O conceito de pais-multibanco está a pegar… e o desfasamento entre o conforto em que muitos adolescentes vivem e o valor do trabalho que proporciona todas essas benesses é cada vez maior. Basta só pedir (ou exigir) porque o pai paga.

Há dias, numa consulta, uma jovem de telemóvel ligado, mesmo depois de os pais, timidamente, lhe dizerem para desligar, estando-se ela completamente nas tintas para o que eles diziam, e de eu próprio me ter imposto, aí com um bocadinho mais de sorte, dizia que não entendia porque é que não lhe davam o telemóvel e que precisava dele. “Para quê?”, perguntei.
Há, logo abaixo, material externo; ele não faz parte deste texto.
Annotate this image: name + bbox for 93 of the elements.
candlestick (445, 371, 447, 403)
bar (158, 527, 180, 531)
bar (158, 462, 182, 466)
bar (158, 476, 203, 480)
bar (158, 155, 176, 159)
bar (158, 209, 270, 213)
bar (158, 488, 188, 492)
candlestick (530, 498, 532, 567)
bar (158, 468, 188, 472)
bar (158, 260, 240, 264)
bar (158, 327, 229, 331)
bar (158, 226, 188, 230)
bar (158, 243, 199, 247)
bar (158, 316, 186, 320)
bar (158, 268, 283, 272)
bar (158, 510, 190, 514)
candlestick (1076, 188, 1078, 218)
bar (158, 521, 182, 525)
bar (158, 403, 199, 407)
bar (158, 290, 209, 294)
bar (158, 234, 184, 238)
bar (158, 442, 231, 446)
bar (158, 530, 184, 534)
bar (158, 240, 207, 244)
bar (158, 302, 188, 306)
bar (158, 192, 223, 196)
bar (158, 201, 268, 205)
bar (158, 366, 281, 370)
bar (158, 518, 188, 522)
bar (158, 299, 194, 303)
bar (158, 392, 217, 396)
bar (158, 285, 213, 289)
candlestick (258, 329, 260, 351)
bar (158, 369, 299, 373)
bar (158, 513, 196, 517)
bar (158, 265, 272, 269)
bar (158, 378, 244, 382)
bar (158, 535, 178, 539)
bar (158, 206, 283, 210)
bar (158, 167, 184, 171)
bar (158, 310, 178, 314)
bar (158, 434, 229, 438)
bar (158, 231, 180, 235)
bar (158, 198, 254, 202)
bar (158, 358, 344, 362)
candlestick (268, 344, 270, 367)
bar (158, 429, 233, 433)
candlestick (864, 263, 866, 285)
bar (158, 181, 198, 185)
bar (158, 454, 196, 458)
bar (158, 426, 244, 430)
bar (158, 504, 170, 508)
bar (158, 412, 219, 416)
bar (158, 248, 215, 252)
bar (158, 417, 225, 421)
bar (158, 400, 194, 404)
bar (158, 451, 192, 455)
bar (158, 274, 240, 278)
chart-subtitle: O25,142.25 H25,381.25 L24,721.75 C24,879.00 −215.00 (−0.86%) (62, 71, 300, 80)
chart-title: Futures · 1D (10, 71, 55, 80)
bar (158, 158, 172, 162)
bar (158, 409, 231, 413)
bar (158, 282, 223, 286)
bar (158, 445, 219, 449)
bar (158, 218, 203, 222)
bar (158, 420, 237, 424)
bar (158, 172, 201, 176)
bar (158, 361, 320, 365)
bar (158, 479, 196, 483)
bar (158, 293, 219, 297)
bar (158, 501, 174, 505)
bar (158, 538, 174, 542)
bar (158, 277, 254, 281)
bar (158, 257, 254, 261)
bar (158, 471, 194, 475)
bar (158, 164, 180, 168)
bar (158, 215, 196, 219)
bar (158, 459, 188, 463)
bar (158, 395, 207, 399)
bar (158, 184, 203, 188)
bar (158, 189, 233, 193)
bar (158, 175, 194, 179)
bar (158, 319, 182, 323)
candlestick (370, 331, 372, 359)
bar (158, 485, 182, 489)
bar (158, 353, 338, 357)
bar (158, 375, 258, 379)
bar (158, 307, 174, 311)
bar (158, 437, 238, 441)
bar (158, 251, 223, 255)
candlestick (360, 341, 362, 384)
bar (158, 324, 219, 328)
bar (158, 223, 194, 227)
Ela olhou para mim, para os pais, e disse: “Para ao menos estar a ver o que os meus amigos postam no Insta ou ver o que há no Face… Podem estar a passar-se bué de coisas e eu aqui…”

Os pais abriram a boca para, durante largos minutos, desabafarem, dizerem que não conseguiam fazer nada dela (entretanto, já a mãe, para a calar, lhe tinha dado o seu próprio telemóvel) e que estava ligada todo o santo dia à internet.

Perguntei aos pais o que é que aquela adolescente, em férias desde meados de junho, iria fazer até às aulas. “Nada”, foi a resposta. “Está em casa e irá connosco para a aldeia duas semanas, que é o que podemos tirar lá na loja.” A miúda olhou sobranceiramente para os pais e disse: “E já que tenho de aturar esta seca, ao menos podiam comprar-me o novo iPhone! Sinto-me uma nerd, com uma coisa tão cota.”

Resolvi acabar com aquela conversa e disse à miúda que a queria observar, e quando ela estava deitada na marquesa, depois de lhe medir a tensão arterial, deixei-a lá, com o aparelho colocado, e peguei no meu telemóvel e fingi estar a ligar-me à net.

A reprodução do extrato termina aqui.